Conveniently the test votes had real candidate name instead of Pokemon or something, also conveniently test votes were posted into production database, not QA.
^ Lesson number 1 for QA is to use demonstrably fake metadata. Lorem Ipsum is good and if you need realish metadata like email addresses, translate real ones (i.e. from adam@google.com to testaccount+adam.google.com@tester.com)
Also, prod and staging/QA/dev - never the twain shall meet.
It’s of course possible that “test data” was an excuse they made up after the fact. Maybe it’s a cover story to hide even worse incompetence (or maliciousness). Why did it require a candidate to notice that the sums between rounds were wildly different?
And wtf is a test ballot anyway? Are these physical ballots, or entries in the database? Neither inspires confidence in the integrity of this election.
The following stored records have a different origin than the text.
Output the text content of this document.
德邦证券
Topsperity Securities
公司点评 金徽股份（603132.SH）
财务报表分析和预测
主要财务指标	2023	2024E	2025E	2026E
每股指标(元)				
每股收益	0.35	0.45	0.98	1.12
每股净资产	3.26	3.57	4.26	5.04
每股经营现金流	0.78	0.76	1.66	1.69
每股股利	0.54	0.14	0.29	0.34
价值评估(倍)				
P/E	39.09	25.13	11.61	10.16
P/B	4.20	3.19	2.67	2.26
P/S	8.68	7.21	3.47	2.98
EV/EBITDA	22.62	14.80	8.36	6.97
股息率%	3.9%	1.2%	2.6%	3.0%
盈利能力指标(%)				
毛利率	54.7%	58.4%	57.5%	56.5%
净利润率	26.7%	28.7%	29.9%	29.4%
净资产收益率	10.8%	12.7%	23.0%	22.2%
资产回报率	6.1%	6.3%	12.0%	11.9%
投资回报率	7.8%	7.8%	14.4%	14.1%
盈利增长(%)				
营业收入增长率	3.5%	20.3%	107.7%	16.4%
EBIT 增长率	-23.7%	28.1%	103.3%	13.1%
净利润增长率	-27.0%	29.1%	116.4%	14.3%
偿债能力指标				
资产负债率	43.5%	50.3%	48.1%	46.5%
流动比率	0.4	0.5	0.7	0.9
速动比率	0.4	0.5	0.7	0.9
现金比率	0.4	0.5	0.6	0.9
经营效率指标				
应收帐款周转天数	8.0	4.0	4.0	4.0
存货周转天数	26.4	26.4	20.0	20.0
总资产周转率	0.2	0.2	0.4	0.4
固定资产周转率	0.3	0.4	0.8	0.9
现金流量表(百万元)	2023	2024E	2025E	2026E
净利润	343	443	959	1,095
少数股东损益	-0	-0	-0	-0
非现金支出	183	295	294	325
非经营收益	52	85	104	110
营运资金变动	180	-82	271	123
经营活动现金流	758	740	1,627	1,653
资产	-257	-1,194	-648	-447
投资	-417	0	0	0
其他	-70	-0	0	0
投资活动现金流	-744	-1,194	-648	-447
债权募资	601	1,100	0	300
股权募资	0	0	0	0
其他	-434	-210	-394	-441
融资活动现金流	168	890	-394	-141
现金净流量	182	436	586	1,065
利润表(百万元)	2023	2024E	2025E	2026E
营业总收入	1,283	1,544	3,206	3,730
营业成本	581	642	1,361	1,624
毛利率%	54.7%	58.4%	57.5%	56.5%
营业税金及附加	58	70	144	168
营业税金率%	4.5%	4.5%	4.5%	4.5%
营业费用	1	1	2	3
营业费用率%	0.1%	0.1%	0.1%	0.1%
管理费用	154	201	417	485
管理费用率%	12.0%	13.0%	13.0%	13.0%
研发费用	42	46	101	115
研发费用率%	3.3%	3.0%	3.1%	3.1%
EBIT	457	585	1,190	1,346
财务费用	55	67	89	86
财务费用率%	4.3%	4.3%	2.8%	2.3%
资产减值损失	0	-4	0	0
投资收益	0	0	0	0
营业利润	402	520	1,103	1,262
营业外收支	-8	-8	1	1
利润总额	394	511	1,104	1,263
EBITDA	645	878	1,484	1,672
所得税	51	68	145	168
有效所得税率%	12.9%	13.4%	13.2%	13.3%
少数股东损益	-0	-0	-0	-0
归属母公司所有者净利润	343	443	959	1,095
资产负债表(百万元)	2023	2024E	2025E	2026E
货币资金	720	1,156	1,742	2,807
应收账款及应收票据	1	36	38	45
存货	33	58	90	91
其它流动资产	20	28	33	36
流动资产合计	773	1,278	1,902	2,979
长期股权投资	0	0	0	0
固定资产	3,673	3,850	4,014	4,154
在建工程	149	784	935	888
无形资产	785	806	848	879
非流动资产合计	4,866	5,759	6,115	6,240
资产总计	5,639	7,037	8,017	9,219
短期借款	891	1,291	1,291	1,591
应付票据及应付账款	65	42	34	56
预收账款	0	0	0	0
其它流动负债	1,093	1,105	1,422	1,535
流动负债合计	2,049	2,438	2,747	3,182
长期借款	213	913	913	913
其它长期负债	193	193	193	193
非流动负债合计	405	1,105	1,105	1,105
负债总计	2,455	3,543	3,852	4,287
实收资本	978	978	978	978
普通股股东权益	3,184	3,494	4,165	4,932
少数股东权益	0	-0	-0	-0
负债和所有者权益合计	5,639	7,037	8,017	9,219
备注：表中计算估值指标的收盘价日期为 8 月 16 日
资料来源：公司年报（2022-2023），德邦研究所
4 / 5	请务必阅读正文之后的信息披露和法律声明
> Also, prod and staging/QA/dev - never the twain shall meet.
You're expecting a lot from developers who were chosen because of their relation to elected officials rather than their domain expertise.
> The list of relatives stretches even to the [Board of Elections] computer programmers, including Rubén Díaz III, a Democrat who is the son of the Bronx borough president and grandson of a City Council member.
The flipside of this is that some defects can get through because assumptions made by the data used for QA/development might not be true for production but you don't find that out until the code is actually in production working with production data.
I think even for those who do not subscribe to any election fraud conspiracies, this will seriously shake confidence in the election. If a mistake like this went by unnoticed until the results were posted, what other monkeying about with the database goes on?
Also, prod and staging/QA/dev - never the twain shall meet.